Выбрать главу

Считать, что Император Александр стал крепостником, нет ни малейших оснований. Характерно, что когда Чаадаев по просьбе Александра I и по поручению князя И. В. Васильчикова (у которого он был в то время адъютантом) в 1819 году передал Государю список стихотворения «Деревня» А. С. Пушкина, тот велел «благодарить автора»10, но общество для освобождения крепостных, которое думали учредить граф Воронцов и князь Меншиков, запретил. Не страх эмансипации, но боязнь осуществить ее неправильно, во вред и крестьянам, и всей России, не позволяла Александру полагаться на инициативы дворян. В их неискренности и корысти, когда речь заходила о «крещеной собствен­ности», ему уже пришлось убеждаться многократно. Ответственность за решение этой важнейшей государственной задачи он всецело принимает на себя.

В феврале 1818 года Император дает графу Аракчееву задание составить проект, который бы «не заключал в себе никаких мер, стеснительных для помещиков, и особенно чтобы меры сии не представляли ничего насильственного в исполнении со стороны правительства; напротив, чтобы они сопряжены были с выгодами помещиков и возбудили бы в них самих желание содействовать правительству в уничтожении крепостного состояния людей в России, сообразном духу времени и успехам образованности и необходимом для будущего спокойствия самих владельцев крепостных людей»11. Не правда ли, сложное задание? Но оно кажется особенно мудрым в свете последовавшей через сто лет катастрофы, порожденной именно неправильной и запоздалой эмансипацией 1861 года.

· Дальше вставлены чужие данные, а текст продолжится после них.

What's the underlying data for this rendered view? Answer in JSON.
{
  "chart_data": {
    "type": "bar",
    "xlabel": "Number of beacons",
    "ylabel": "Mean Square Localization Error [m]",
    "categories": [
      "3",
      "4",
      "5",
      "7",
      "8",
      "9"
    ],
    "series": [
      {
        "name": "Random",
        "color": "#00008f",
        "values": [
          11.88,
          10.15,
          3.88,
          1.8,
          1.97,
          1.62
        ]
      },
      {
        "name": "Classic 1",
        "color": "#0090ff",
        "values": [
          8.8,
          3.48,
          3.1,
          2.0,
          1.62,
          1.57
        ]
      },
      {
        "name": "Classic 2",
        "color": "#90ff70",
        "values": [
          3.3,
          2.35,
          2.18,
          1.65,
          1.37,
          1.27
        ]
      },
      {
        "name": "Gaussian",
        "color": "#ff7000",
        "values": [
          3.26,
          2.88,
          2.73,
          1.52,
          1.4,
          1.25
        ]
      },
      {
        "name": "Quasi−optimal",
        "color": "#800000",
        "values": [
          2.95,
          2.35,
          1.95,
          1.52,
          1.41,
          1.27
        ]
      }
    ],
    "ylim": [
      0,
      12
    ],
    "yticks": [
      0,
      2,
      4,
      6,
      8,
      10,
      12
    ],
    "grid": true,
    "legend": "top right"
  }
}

Граф Аракчеев умел работать хорошо и быстро. В конце того же 1818 года готовый проект был представлен Государю. «Если оценивать его содержание с точки зрения полученного задания, — пишет современный историк, — то нельзя не признать, что граф-реформатор блестяще справился с возложенным на него поручением. Он нашел тот единственный средний путь, который позволял избежать при осуществлении благородной цели применения совсем неблагородных средств»12.

Суть проекта, который был полностью одобрен Государем, исходила из мысли, что если в XVIII веке императоры расплачивались с дворянами за службу и лояльность «телами и душами человеческими», то теперь, полагая эту сделку аморальной, ее нельзя все же признать незаконной и просто отобрать крестьян и их труд у помещиков. Ведь служили дворяне государству Российскому не за страх, а за совесть. Но и крестьяне ничем не виноваты в своей крепостной неволе — не они себя продали в рабство — и на волю выкупаться не должны. Выкупить их следует тому, кто злоупотребил их свободой и их имуществом в своих интересах, то есть государству, и выкупать их следует у дворян, которым государство крестьян когда-то закабалило.

Прекрасно зная представления крестьян о собственности на землю — что земля не помещичья собственность, а государева и мужицкая, — Аракчеев планирует выкупать не только крестьян, но и землю — по две десятины в среднем на ревизскую душу, сообразуясь с урожайностью и ценами на хлеб в данной губернии. Цены выкупов, по мнению автора проекта, должны быть достаточно высокими, чтобы помещики охотно шли на продажу ради избавления от долгов (большинство имений было к тому времени в закладе) и получения свободных средств для организации рентабельного хозяйства, в котором могли бы работать те же самые бывшие их крестьяне, но уже добровольно и по найму (ограничений остзейского типа на форму деятельности и место жительства в проекте Аракчеева не предполагалось). Ежегодно планируется выделять в государственном бюджете 5 миллионов рублей ассигнациями на выкуп крестьян и земельных угодий.

Проект этот, практически неизвестный современному ему русскому обществу, осмеянный вместе с личностью его автора, да и заказчика, либерально-революционной интеллигенцией конца Империи, лишь скороговоркой упоминаемый эмигрантскими историками, начинает совершенно иначе оцениваться ныне, когда закончился большевицкий антитезис русской истории. «Был подготовлен весьма достойный проект. Если бы удалось его осуществить, то крестьяне при освобождении получили бы больше земли, чем намечал в своей программе декабрист Никита Муравьев. К реальным условиям российской жизни аракчеевский проект был куда ближе, нежели фантастический пестелевский»13.